South Africa’s largest banks are highly profitable by global standards. The most profitable banks have interest income that rises from higher policy rates and slower-than-expected repricing of deposits (and therefore lower relative funding costs, see here for evidence of the stickiness of deposit rates). In the chart below, ‘betas’ measure the sensitivity of bank interest income and expenses to changes in interest rates for large banks in different countries. The most profitable banks are those with higher ‘income betas’ relative to ‘expense betas’ (i.e. banks above the 45 degree line), so that their net income rises with policy rate increases.
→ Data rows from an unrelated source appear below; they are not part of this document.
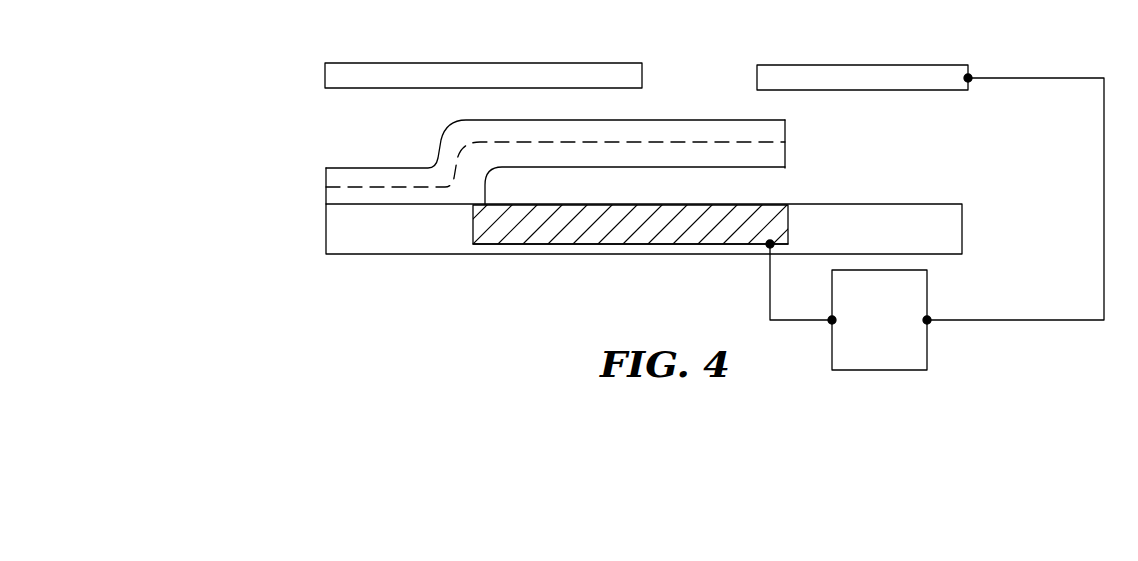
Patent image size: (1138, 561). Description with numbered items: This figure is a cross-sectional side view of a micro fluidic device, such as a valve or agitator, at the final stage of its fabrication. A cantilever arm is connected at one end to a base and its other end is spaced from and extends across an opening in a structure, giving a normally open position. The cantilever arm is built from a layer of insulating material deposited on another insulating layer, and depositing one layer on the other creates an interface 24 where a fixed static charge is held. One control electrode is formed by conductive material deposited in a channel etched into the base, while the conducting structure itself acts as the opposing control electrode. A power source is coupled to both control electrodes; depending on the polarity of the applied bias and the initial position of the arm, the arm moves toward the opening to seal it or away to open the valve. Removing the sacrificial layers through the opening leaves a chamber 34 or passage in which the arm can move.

The interface 24 is at (314, 184).
The chamber 34 is at (936, 144).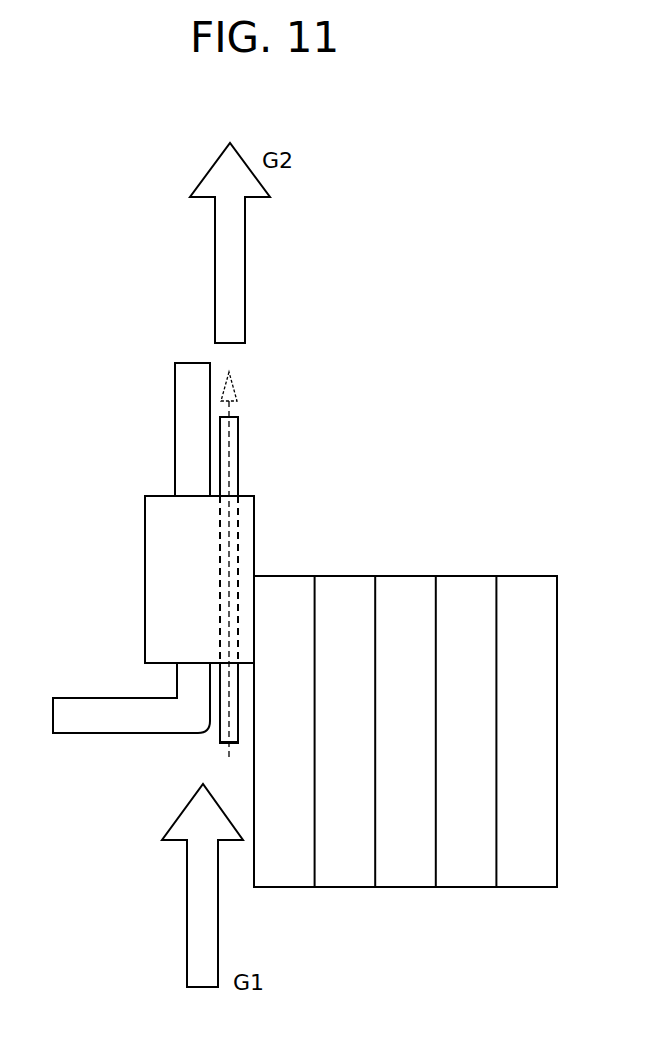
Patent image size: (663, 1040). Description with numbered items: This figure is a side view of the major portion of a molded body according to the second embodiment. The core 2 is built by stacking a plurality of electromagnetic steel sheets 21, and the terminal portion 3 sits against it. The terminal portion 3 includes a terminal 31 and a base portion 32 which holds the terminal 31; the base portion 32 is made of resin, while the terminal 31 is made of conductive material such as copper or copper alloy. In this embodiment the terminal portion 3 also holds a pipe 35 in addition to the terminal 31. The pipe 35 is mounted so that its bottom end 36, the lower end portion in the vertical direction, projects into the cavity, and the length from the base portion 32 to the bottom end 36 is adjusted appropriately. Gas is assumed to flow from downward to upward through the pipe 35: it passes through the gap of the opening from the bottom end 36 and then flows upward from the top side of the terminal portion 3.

The core 2 is at (565, 495).
The electromagnetic steel sheet 21 is at (300, 588).
The terminal portion 3 is at (53, 405).
The terminal 31 is at (188, 428).
The base portion 32 is at (145, 541).
The pipe 35 is at (228, 474).
The bottom end 36 is at (223, 745).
The estimates show that among South Africa’s five largest banks, all except FirstRand have higher interest income betas than expense betas, with Standard bank having the highest positive differential. These differences may be one reason for the low aggregate correlation between the yield curve and bank net interest margins in South Africa. The sensitivity of bank balance sheets to market conditions also have a range of possible monetary policy and financial stability implications.
Among global banks, Indonesia’s Mayapada and Permata and the US’ SVB, U.S. Bancorp and Wells Fargo had the highest differential between their estimated interest income and expense betas. Germany’s Goldman Sachs Bank Europe ranks sixth, followed by the US MUFG Americas Holdings Corporation, Portugal’s Grupo Credito Agricola, Brazil’s Banco do Estado do Rio Grande do Sul and the US’ Cullen/Frost Bankers. The banks with the lowest differentials are Ireland’s Permanent TSB, Japan’s Bank of Kyoto and Chiba Bank, Australia’s HSBC Bank Australia and Belgium’s KBC Group.
The IMF estimates are based on the long-term pass-through of permanently higher short-term rates to bank-level interest income and expenses 2-years on. An income beta of 0.5, for example, implies borrowing interest rates increase by 50 basis points when short-term rates rise by 100 basis points.